Fuente: Ciper
La autora de esta columna hace un repaso de los problemas que genera el régimen político en la gobernabilidad del país y las modificaciones que se propusieron en los fallidos procesos constituyentes. En cualquier caso, sostiene, toda modificación que se plantee debe ir por el sistema completo y no solo por solo algunas de sus partes.
Desde hace décadas existe un diagnóstico más o menos compartido que evalúa negativamente el presidencialismo chileno y comparte la necesidad de cambiar el actual régimen político por uno que limite las atribuciones exacerbadas del Presidente de la República, equilibre las atribuciones entre éste y el Congreso Nacional y permita una mayor gobernabilidad.
Este juicio general podría desarrollarse a fin de enunciar una serie de deficiencias tanto de diseño constitucional como coyunturales.
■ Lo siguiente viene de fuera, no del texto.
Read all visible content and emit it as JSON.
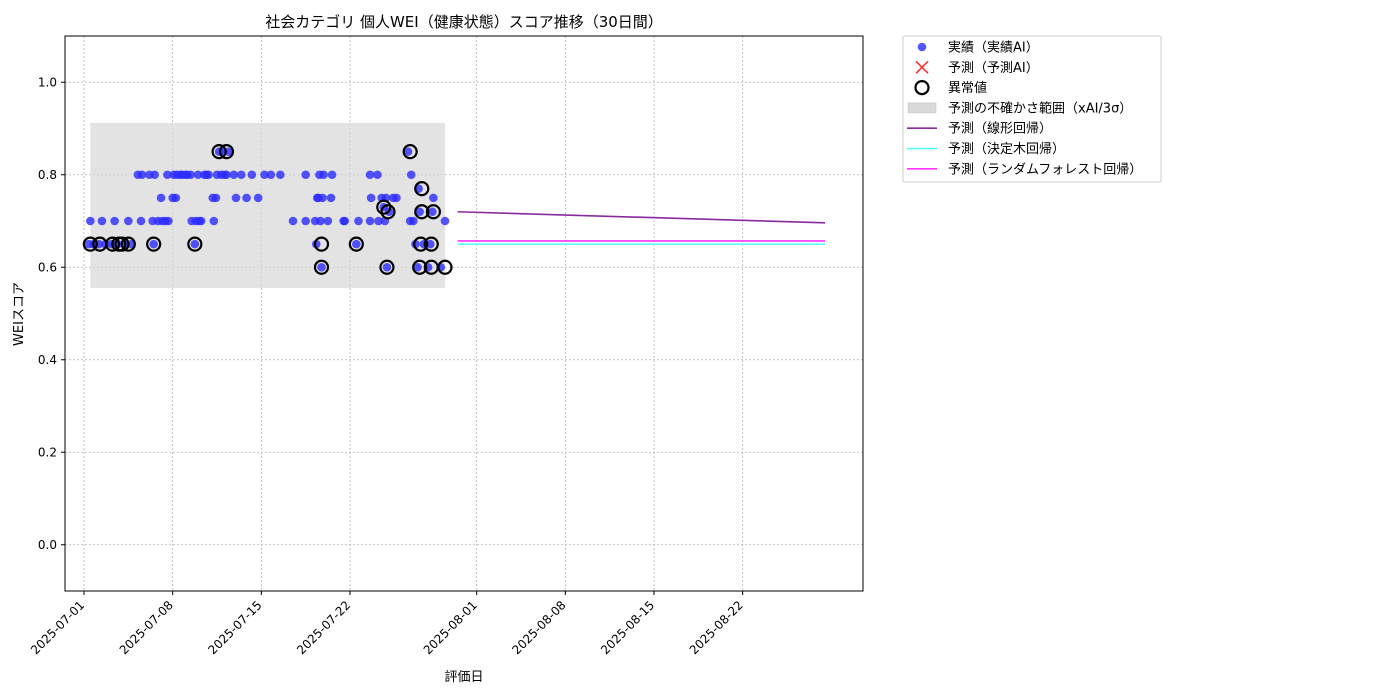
{
  "chart_data": {
    "type": "scatter",
    "title": "社会カテゴリ 個人WEI（健康状態）スコア推移（30日間）",
    "xlabel": "評価日",
    "ylabel": "WEIスコア",
    "xlim": [
      "2025-06-29T12:00",
      "2025-08-31T12:00"
    ],
    "ylim": [
      -0.1,
      1.1
    ],
    "grid": true,
    "legend_position": "outside-right-top",
    "x_ticks": [
      "2025-07-01",
      "2025-07-08",
      "2025-07-15",
      "2025-07-22",
      "2025-08-01",
      "2025-08-08",
      "2025-08-15",
      "2025-08-22"
    ],
    "y_ticks": [
      0.0,
      0.2,
      0.4,
      0.6,
      0.8,
      1.0
    ],
    "y_tick_labels": [
      "0.0",
      "0.2",
      "0.4",
      "0.6",
      "0.8",
      "1.0"
    ],
    "legend": [
      {
        "label": "実績（実績AI）",
        "kind": "dot",
        "color": "#2b2bff"
      },
      {
        "label": "予測（予測AI）",
        "kind": "x",
        "color": "#ff3333"
      },
      {
        "label": "異常値",
        "kind": "ring",
        "color": "#000000"
      },
      {
        "label": "予測の不確かさ範囲（xAI/3σ）",
        "kind": "band",
        "color": "#d9d9d9"
      },
      {
        "label": "予測（線形回帰）",
        "kind": "line",
        "color": "#8b2a9e"
      },
      {
        "label": "予測（決定木回帰）",
        "kind": "line",
        "color": "#4dffff"
      },
      {
        "label": "予測（ランダムフォレスト回帰）",
        "kind": "line",
        "color": "#ff33ff"
      }
    ],
    "uncertainty_band": {
      "x": [
        "2025-07-01T12:00",
        "2025-07-29T12:00"
      ],
      "y": [
        0.555,
        0.912
      ],
      "color": "#d9d9d9"
    },
    "series": [
      {
        "name": "実績（実績AI）",
        "color": "#2b2bff",
        "points": [
          [
            "2025-07-01T09:00",
            0.65
          ],
          [
            "2025-07-01T12:00",
            0.7
          ],
          [
            "2025-07-01T18:00",
            0.65
          ],
          [
            "2025-07-02T04:00",
            0.65
          ],
          [
            "2025-07-02T10:00",
            0.7
          ],
          [
            "2025-07-02T16:00",
            0.65
          ],
          [
            "2025-07-03T04:00",
            0.65
          ],
          [
            "2025-07-03T10:00",
            0.7
          ],
          [
            "2025-07-03T16:00",
            0.65
          ],
          [
            "2025-07-04T06:00",
            0.65
          ],
          [
            "2025-07-04T12:00",
            0.7
          ],
          [
            "2025-07-04T18:00",
            0.65
          ],
          [
            "2025-07-05T06:00",
            0.8
          ],
          [
            "2025-07-05T12:00",
            0.7
          ],
          [
            "2025-07-05T14:00",
            0.8
          ],
          [
            "2025-07-06T04:00",
            0.8
          ],
          [
            "2025-07-06T10:00",
            0.7
          ],
          [
            "2025-07-06T12:00",
            0.65
          ],
          [
            "2025-07-06T14:00",
            0.8
          ],
          [
            "2025-07-06T20:00",
            0.7
          ],
          [
            "2025-07-07T02:00",
            0.75
          ],
          [
            "2025-07-07T04:00",
            0.7
          ],
          [
            "2025-07-07T10:00",
            0.7
          ],
          [
            "2025-07-07T14:00",
            0.8
          ],
          [
            "2025-07-07T16:00",
            0.7
          ],
          [
            "2025-07-08T00:00",
            0.75
          ],
          [
            "2025-07-08T02:00",
            0.8
          ],
          [
            "2025-07-08T06:00",
            0.75
          ],
          [
            "2025-07-08T08:00",
            0.8
          ],
          [
            "2025-07-08T14:00",
            0.8
          ],
          [
            "2025-07-08T18:00",
            0.8
          ],
          [
            "2025-07-09T00:00",
            0.8
          ],
          [
            "2025-07-09T04:00",
            0.8
          ],
          [
            "2025-07-09T10:00",
            0.8
          ],
          [
            "2025-07-09T12:00",
            0.7
          ],
          [
            "2025-07-09T18:00",
            0.65
          ],
          [
            "2025-07-09T20:00",
            0.7
          ],
          [
            "2025-07-10T00:00",
            0.8
          ],
          [
            "2025-07-10T02:00",
            0.7
          ],
          [
            "2025-07-10T06:00",
            0.7
          ],
          [
            "2025-07-10T12:00",
            0.8
          ],
          [
            "2025-07-10T16:00",
            0.8
          ],
          [
            "2025-07-10T20:00",
            0.8
          ],
          [
            "2025-07-11T04:00",
            0.75
          ],
          [
            "2025-07-11T06:00",
            0.7
          ],
          [
            "2025-07-11T10:00",
            0.75
          ],
          [
            "2025-07-11T12:00",
            0.8
          ],
          [
            "2025-07-11T16:00",
            0.85
          ],
          [
            "2025-07-11T20:00",
            0.8
          ],
          [
            "2025-07-12T00:00",
            0.85
          ],
          [
            "2025-07-12T02:00",
            0.8
          ],
          [
            "2025-07-12T06:00",
            0.8
          ],
          [
            "2025-07-12T10:00",
            0.85
          ],
          [
            "2025-07-12T20:00",
            0.8
          ],
          [
            "2025-07-13T00:00",
            0.75
          ],
          [
            "2025-07-13T10:00",
            0.8
          ],
          [
            "2025-07-13T20:00",
            0.75
          ],
          [
            "2025-07-14T06:00",
            0.8
          ],
          [
            "2025-07-14T18:00",
            0.75
          ],
          [
            "2025-07-15T06:00",
            0.8
          ],
          [
            "2025-07-15T18:00",
            0.8
          ],
          [
            "2025-07-16T12:00",
            0.8
          ],
          [
            "2025-07-17T12:00",
            0.7
          ],
          [
            "2025-07-18T12:00",
            0.8
          ],
          [
            "2025-07-18T12:00",
            0.7
          ],
          [
            "2025-07-19T06:00",
            0.7
          ],
          [
            "2025-07-19T08:00",
            0.65
          ],
          [
            "2025-07-19T10:00",
            0.75
          ],
          [
            "2025-07-19T12:00",
            0.75
          ],
          [
            "2025-07-19T14:00",
            0.8
          ],
          [
            "2025-07-19T16:00",
            0.7
          ],
          [
            "2025-07-19T18:00",
            0.6
          ],
          [
            "2025-07-19T20:00",
            0.75
          ],
          [
            "2025-07-19T22:00",
            0.8
          ],
          [
            "2025-07-20T06:00",
            0.7
          ],
          [
            "2025-07-20T12:00",
            0.75
          ],
          [
            "2025-07-20T14:00",
            0.8
          ],
          [
            "2025-07-21T12:00",
            0.7
          ],
          [
            "2025-07-21T14:00",
            0.7
          ],
          [
            "2025-07-22T12:00",
            0.65
          ],
          [
            "2025-07-22T16:00",
            0.7
          ],
          [
            "2025-07-23T14:00",
            0.8
          ],
          [
            "2025-07-23T14:00",
            0.7
          ],
          [
            "2025-07-23T16:00",
            0.75
          ],
          [
            "2025-07-24T04:00",
            0.8
          ],
          [
            "2025-07-24T06:00",
            0.7
          ],
          [
            "2025-07-24T12:00",
            0.75
          ],
          [
            "2025-07-24T16:00",
            0.73
          ],
          [
            "2025-07-24T18:00",
            0.7
          ],
          [
            "2025-07-24T20:00",
            0.75
          ],
          [
            "2025-07-24T22:00",
            0.6
          ],
          [
            "2025-07-25T02:00",
            0.72
          ],
          [
            "2025-07-25T10:00",
            0.75
          ],
          [
            "2025-07-25T16:00",
            0.75
          ],
          [
            "2025-07-26T14:00",
            0.85
          ],
          [
            "2025-07-26T18:00",
            0.7
          ],
          [
            "2025-07-26T20:00",
            0.8
          ],
          [
            "2025-07-27T00:00",
            0.7
          ],
          [
            "2025-07-27T04:00",
            0.65
          ],
          [
            "2025-07-27T08:00",
            0.6
          ],
          [
            "2025-07-27T10:00",
            0.77
          ],
          [
            "2025-07-27T12:00",
            0.72
          ],
          [
            "2025-07-27T20:00",
            0.65
          ],
          [
            "2025-07-28T04:00",
            0.6
          ],
          [
            "2025-07-28T08:00",
            0.65
          ],
          [
            "2025-07-28T12:00",
            0.72
          ],
          [
            "2025-07-28T14:00",
            0.75
          ],
          [
            "2025-07-29T04:00",
            0.6
          ],
          [
            "2025-07-29T12:00",
            0.7
          ]
        ]
      },
      {
        "name": "異常値",
        "color": "#000000",
        "points": [
          [
            "2025-07-01T12:00",
            0.65
          ],
          [
            "2025-07-02T06:00",
            0.65
          ],
          [
            "2025-07-03T06:00",
            0.65
          ],
          [
            "2025-07-03T18:00",
            0.65
          ],
          [
            "2025-07-04T00:00",
            0.65
          ],
          [
            "2025-07-04T12:00",
            0.65
          ],
          [
            "2025-07-06T12:00",
            0.65
          ],
          [
            "2025-07-09T18:00",
            0.65
          ],
          [
            "2025-07-11T16:00",
            0.85
          ],
          [
            "2025-07-12T06:00",
            0.85
          ],
          [
            "2025-07-19T18:00",
            0.65
          ],
          [
            "2025-07-19T18:00",
            0.6
          ],
          [
            "2025-07-22T12:00",
            0.65
          ],
          [
            "2025-07-24T16:00",
            0.73
          ],
          [
            "2025-07-24T22:00",
            0.6
          ],
          [
            "2025-07-25T00:00",
            0.72
          ],
          [
            "2025-07-26T18:00",
            0.85
          ],
          [
            "2025-07-27T16:00",
            0.77
          ],
          [
            "2025-07-27T16:00",
            0.72
          ],
          [
            "2025-07-27T14:00",
            0.65
          ],
          [
            "2025-07-27T12:00",
            0.6
          ],
          [
            "2025-07-28T10:00",
            0.65
          ],
          [
            "2025-07-28T10:00",
            0.6
          ],
          [
            "2025-07-28T14:00",
            0.72
          ],
          [
            "2025-07-29T12:00",
            0.6
          ]
        ]
      },
      {
        "name": "予測（線形回帰）",
        "color": "#8b2a9e",
        "points": [
          [
            "2025-07-30T12:00",
            0.72
          ],
          [
            "2025-08-28T12:00",
            0.696
          ]
        ]
      },
      {
        "name": "予測（決定木回帰）",
        "color": "#4dffff",
        "points": [
          [
            "2025-07-30T12:00",
            0.65
          ],
          [
            "2025-08-28T12:00",
            0.65
          ]
        ]
      },
      {
        "name": "予測（ランダムフォレスト回帰）",
        "color": "#ff33ff",
        "points": [
          [
            "2025-07-30T12:00",
            0.657
          ],
          [
            "2025-08-28T12:00",
            0.657
          ]
        ]
      }
    ]
  }
}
Entre ellas, la posibilidad de que el Gobierno no cuente con mayoría parlamentaria para llevar adelante su programa de gobierno. La ausencia de mecanismos institucionales que promuevan la cooperación entre el Gobierno y el Congreso Nacional, sumado a que, si bien el Congreso bicameral tiene un rol legislativo y fiscalizador, no tiene la responsabilidad institucional de gobernar. La concentración excesiva de atribuciones en el Presidente que desincentiva su coordinación con el Congreso, lo que contribuye a la parálisis del régimen político. Problemas de representación, la personalización de la política, la alta volatilidad electoral y la incapacidad de los partidos de interpretar las preferencias ciudadanas5. Los altos niveles de fragmentación del sistema de partidos a causa de las reformas realizadas entre los años 2014 y 2016. Finalmente, el discolaje, la indisciplina partidaria y el transfuguismo, que generan bloqueos legislativos, entre otros asuntos.
Algunas de estas problemáticas se revisaron y discutieron ampliamente en esta última década en los tres procesos constituyentes que transitó Chile para sustituir institucional y democráticamente la Constitución Política. Sin embargo, tanto en el segundo (2019-2022) como en el tercer proceso constituyente chileno (2023), los convencionales y los consejeros constitucionales, respectivamente, desecharon cambiar el régimen político presidencial con dos argumentos principales: la arraigada tradición constitucional del presidencialismo en Chile y el interés ciudadano por elegir directamente al Presidente de la República. En todo caso, la regulación del presidencialismo en cada proceso fue distinto. Por una parte, la Convención Constitucional mantuvo el presidencialismo con un bicameralismo asimétrico, pero buscó atenuarlo. A diferencia del Consejo Constitucional, que restauró el presidencialismo y reforzó algunas aristas de aquél, y, además, enfatizó otros elementos vinculados con la gobernabilidad, tales como la excesiva fragmentación política en el Congreso Nacional y la indisciplina partidaria.
Si bien en los primeros meses de trabajo de la Convención Constitucional se barajó la posibilidad de un régimen parlamentario o semipresidencial, rápidamente se decantó por mantener el presidencialismo, aunque atenuado, con cambios orientados a equilibrar las atribuciones del Gobierno y del Congreso Nacional, más precisamente de la Cámara de Diputadas y Diputados. Tras varios informes rechazados por el pleno de la Convención, el texto plebiscitado mantuvo al Presidente como jefe de Estado y de gobierno, pero se acotaron sus atribuciones colegisladoras en lo que respecta a la iniciativa exclusiva de ley, al veto y a las urgencias. La principal innovación en este ámbito fue el término de la iniciativa exclusiva presidencial en materia de gastos – salvo de presupuesto – para dar lugar a las leyes de concurrencia presidencial necesaria. Por otro lado, algunos nombramientos de autoridades estatales eran ratificados por el Congreso con quórums menos exigentes o decididos directamente por el Poder Legislativo.